Dalam studi lain yang melibatkan 217.174 pasien DMT2 di Swedia, dilaporkan bahwa kadar HbA1c di luar rentang target (HbA1c ≥ 7%) merupakan prediktor kuat terhadap stroke dan infark miokard akut. Studi lain melaporkan hal serupa, yang mana kadar HbA1c ≥ 7,5% dilaporkan menghasilkan peningkatan risiko signifikan terhadap angka kejadian stroke iskemik, penyakit jantung koroner, maupun penyebab kematian apapun dibandingkan dengan kadar HbA1c <5,5%.[1,2,5]
Kesimpulan
Pemeriksaan HbA1c mampu menilai kontrol glikemik secara retrospektif dan dalam jangka waktu panjang (2-3 bulan). Pemeriksaan ini memiliki ketersediaan yang luas, tidak memerlukan puasa atau persiapan khusus sebelum pemeriksaan, dan dapat dilakukan dalam interval yang lebih lama antar pemeriksaan sehingga mengurangi keperluan pemeriksaan yang sering.

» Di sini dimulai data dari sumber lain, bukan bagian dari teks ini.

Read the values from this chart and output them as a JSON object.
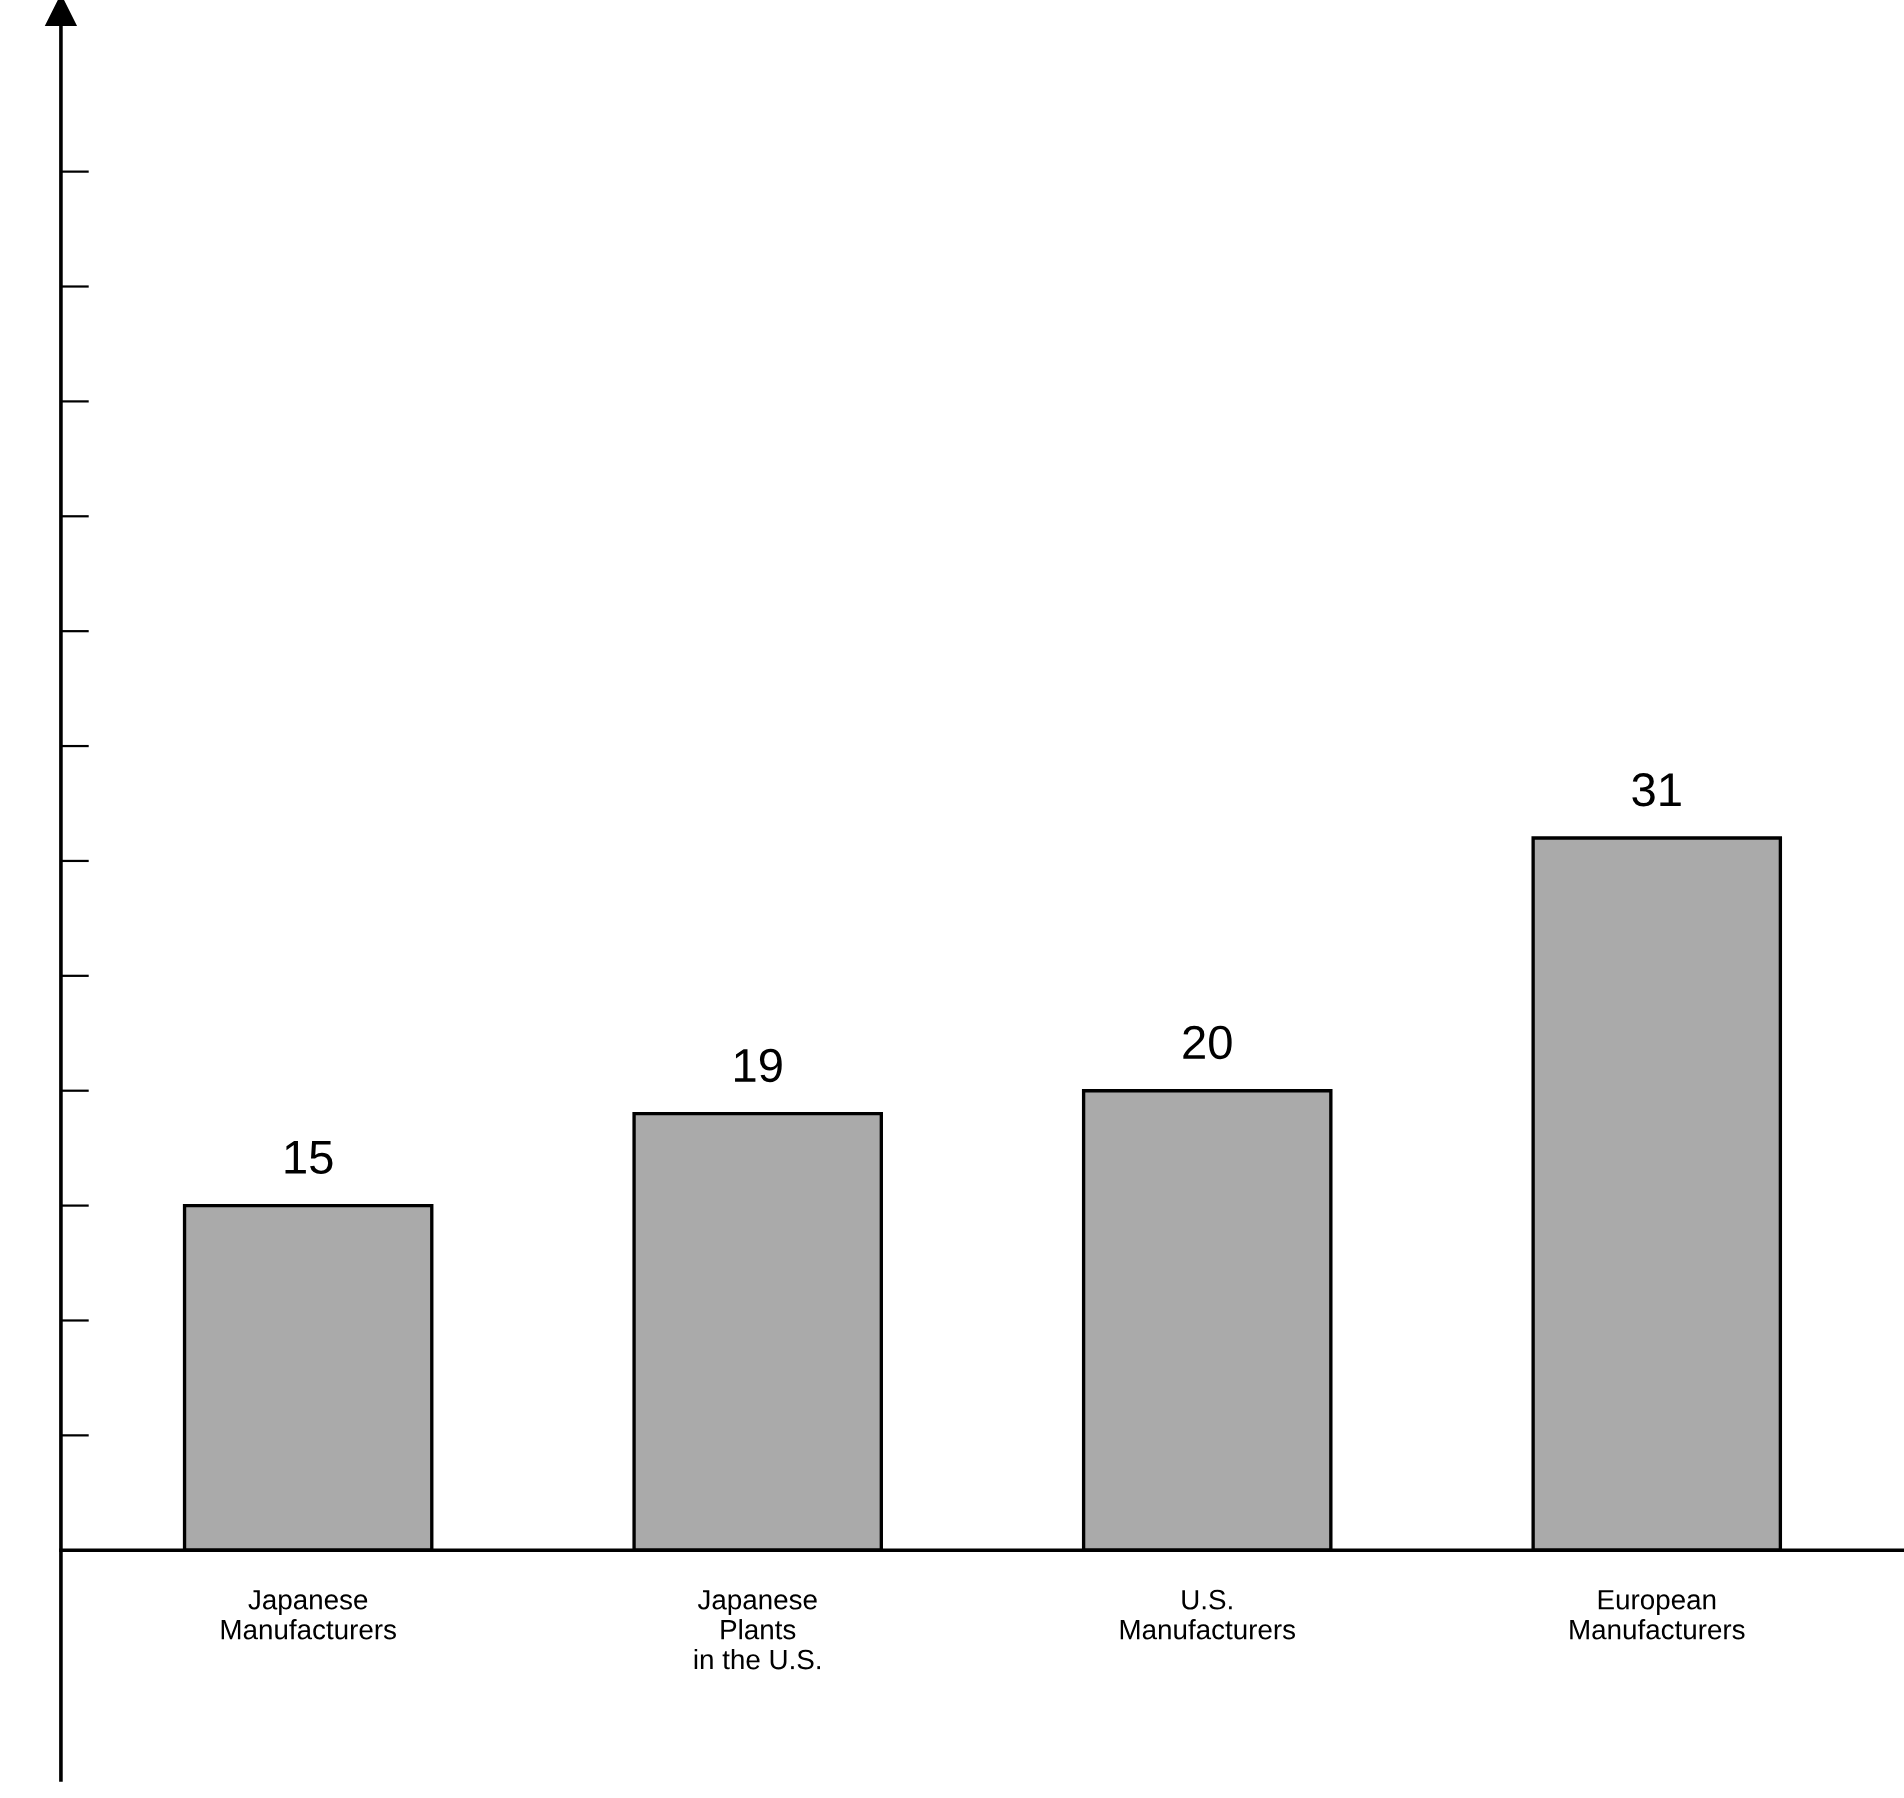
{
  "chart_data": {
    "type": "bar",
    "categories": [
      "Japanese\nManufacturers",
      "Japanese\nPlants\nin the U.S.",
      "U.S.\nManufacturers",
      "European\nManufacturers"
    ],
    "values": [
      15,
      19,
      20,
      31
    ],
    "color": "#aaaaaa",
    "data_labels": true,
    "ylim": [
      -10,
      67
    ],
    "yticks": [
      {
        "value": 5,
        "label": null
      },
      {
        "value": 10,
        "label": null
      },
      {
        "value": 15,
        "label": null
      },
      {
        "value": 20,
        "label": null
      },
      {
        "value": 25,
        "label": null
      },
      {
        "value": 30,
        "label": null
      },
      {
        "value": 35,
        "label": null
      },
      {
        "value": 40,
        "label": null
      },
      {
        "value": 45,
        "label": null
      },
      {
        "value": 50,
        "label": null
      },
      {
        "value": 55,
        "label": null
      },
      {
        "value": 60,
        "label": null
      }
    ],
    "tick_labels": "x",
    "grid": false,
    "legend": false
  }
}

Kadar HbA1c yang tampaknya adekuat menjadi target terapi adalah HbA1c kurang dari 7%. Kadar ini telah dikaitkan dengan prognosis yang lebih baik dan tingkat komplikasi, baik mikrovaskular maupun makrovaskular, yang lebih rendah sehingga akan meningkatkan luaran pasien sembari juga menurunkan kebutuhan biaya perawatan medis (healthcare cost).